Creator/exec producer Alex Hirsch surprised fans of the highly rated toon in November when he announced that the current second season would be the last for the offbeat show.
“Gravity Falls” revolves around the adventures of 12-year-old twins Mabel and Dipper Pines, who are sent to live for a summer with their great-uncle Stan at the roadside attraction he runs in a small Oregon town. The twins stumble into a series of clues to a larger supernatural mystery that involves their beloved Grunkle Stan and a host of other colorful characters.
The penultimate episode, “Weirdmageddon Part 2: Escape From Reality,” aired Nov. 23. “Gravity Falls” has long had an unconventional scheduling pattern for its original episodes, with weeks and sometimes months between installments. The series’ first 20-episode season premiered in 2012.
The finale, “Weirdmageddon Part 3: Take Back the Falls” is penned by Hirsch and “Gravity Falls” vets Mark Rizzo, Jeff Rowe, Josh Weinstein and Shion Takeuchi, and directed by Stephen Sandoval.
A teaser for “Weirdmageddon Part 3” citing the Feb. 15 finale date hit Facebook and YouTube on Wednesday night but has since been made private. Disney XD confirmed the finale air date. Disney XD also confirmed Thursday that a half-hour special featuring “exclusive facts” about the mythos-heavy show will air Feb. 8, hosted by — SPOILER ALERT — the “Gravity Falls” character Time Baby.

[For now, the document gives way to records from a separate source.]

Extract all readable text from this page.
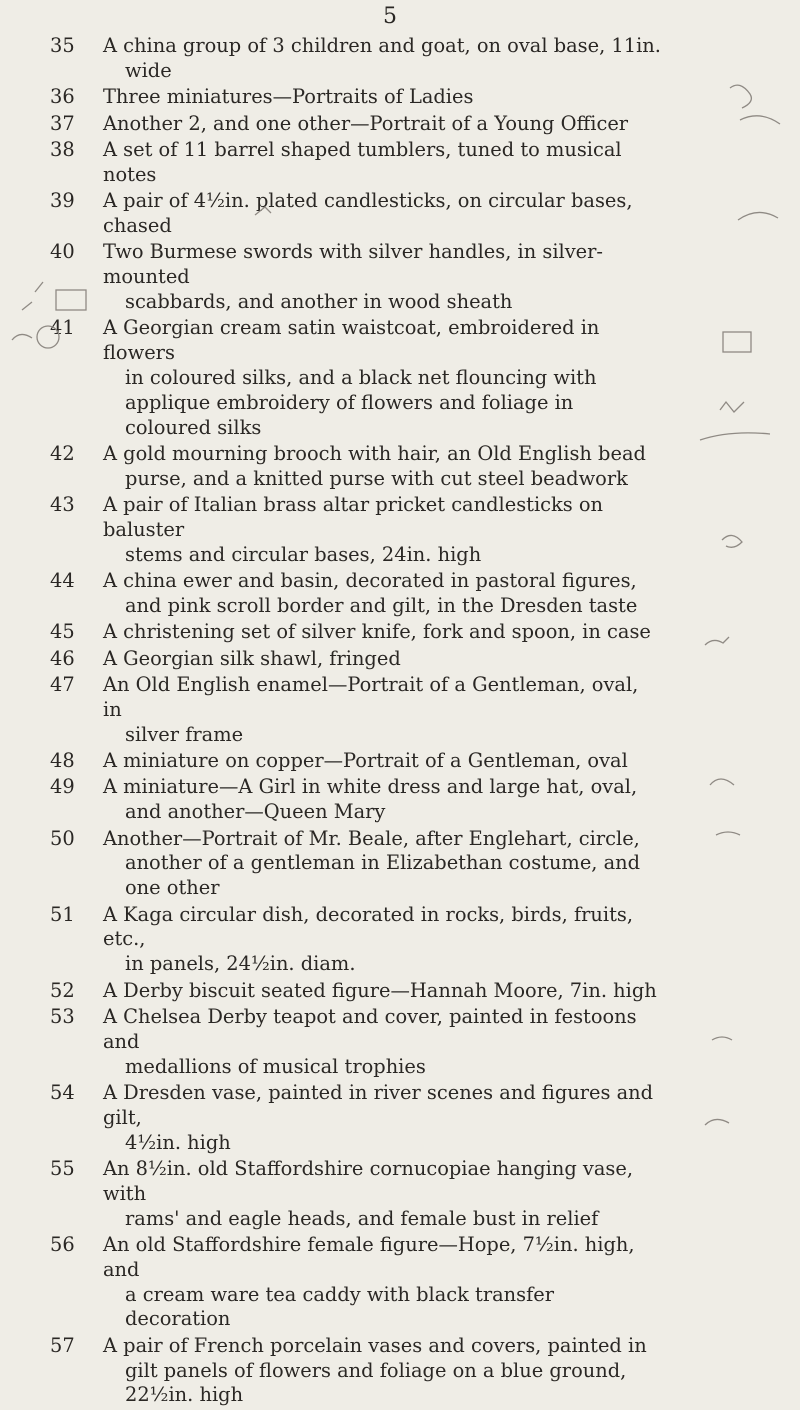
5
35	A china group of 3 children and goat, on oval base, 11in.
wide
36	Three miniatures—Portraits of Ladies
37	Another 2, and one other—Portrait of a Young Officer
38	A set of 11 barrel shaped tumblers, tuned to musical notes
39	A pair of 4½in. plated candlesticks, on circular bases, chased
40	Two Burmese swords with silver handles, in silver-mounted
scabbards, and another in wood sheath
41	A Georgian cream satin waistcoat, embroidered in flowers
in coloured silks, and a black net flouncing with applique embroidery of flowers and foliage in coloured silks
42	A gold mourning brooch with hair, an Old English bead
purse, and a knitted purse with cut steel beadwork
43	A pair of Italian brass altar pricket candlesticks on baluster
stems and circular bases, 24in. high
44	A china ewer and basin, decorated in pastoral figures,
and pink scroll border and gilt, in the Dresden taste
45	A christening set of silver knife, fork and spoon, in case
46	A Georgian silk shawl, fringed
47	An Old English enamel—Portrait of a Gentleman, oval, in
silver frame
48	A miniature on copper—Portrait of a Gentleman, oval
49	A miniature—A Girl in white dress and large hat, oval,
and another—Queen Mary
50	Another—Portrait of Mr. Beale, after Englehart, circle,
another of a gentleman in Elizabethan costume, and one other
51	A Kaga circular dish, decorated in rocks, birds, fruits, etc.,
in panels, 24½in. diam.
52	A Derby biscuit seated figure—Hannah Moore, 7in. high
53	A Chelsea Derby teapot and cover, painted in festoons and
medallions of musical trophies
54	A Dresden vase, painted in river scenes and figures and gilt,
4½in. high
55	An 8½in. old Staffordshire cornucopiae hanging vase, with
rams' and eagle heads, and female bust in relief
56	An old Staffordshire female figure—Hope, 7½in. high, and
a cream ware tea caddy with black transfer decoration
57	A pair of French porcelain vases and covers, painted in
gilt panels of flowers and foliage on a blue ground, 22½in. high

Hirsch has so far kept mum about the finale air date on social media. But he has chronicled the show’s last steps in production, such as this tweet featuring a video clip of the final recording session with Kristen Schaal, who provides the voice of Mabel Pines. Jason Ritter, Linda Cardellini and Hirsch are among the other key voice cast members.
In announcing the series finale in November, Hirsch explained via Tumblr:
“I wanted Gravity Falls to have a mystery that had a real answer, an adventure that had a real climax, and an ending that had a real conclusion for the characters I care so much about. This is very unusual in television and a pretty big experiment, and Disney for their part has been enormously supportive. I know that hits are rare in this business, and its hard to let one of them go, so I’m so grateful that this company has had the vision to let me start (and end) the show the way I always wanted to.”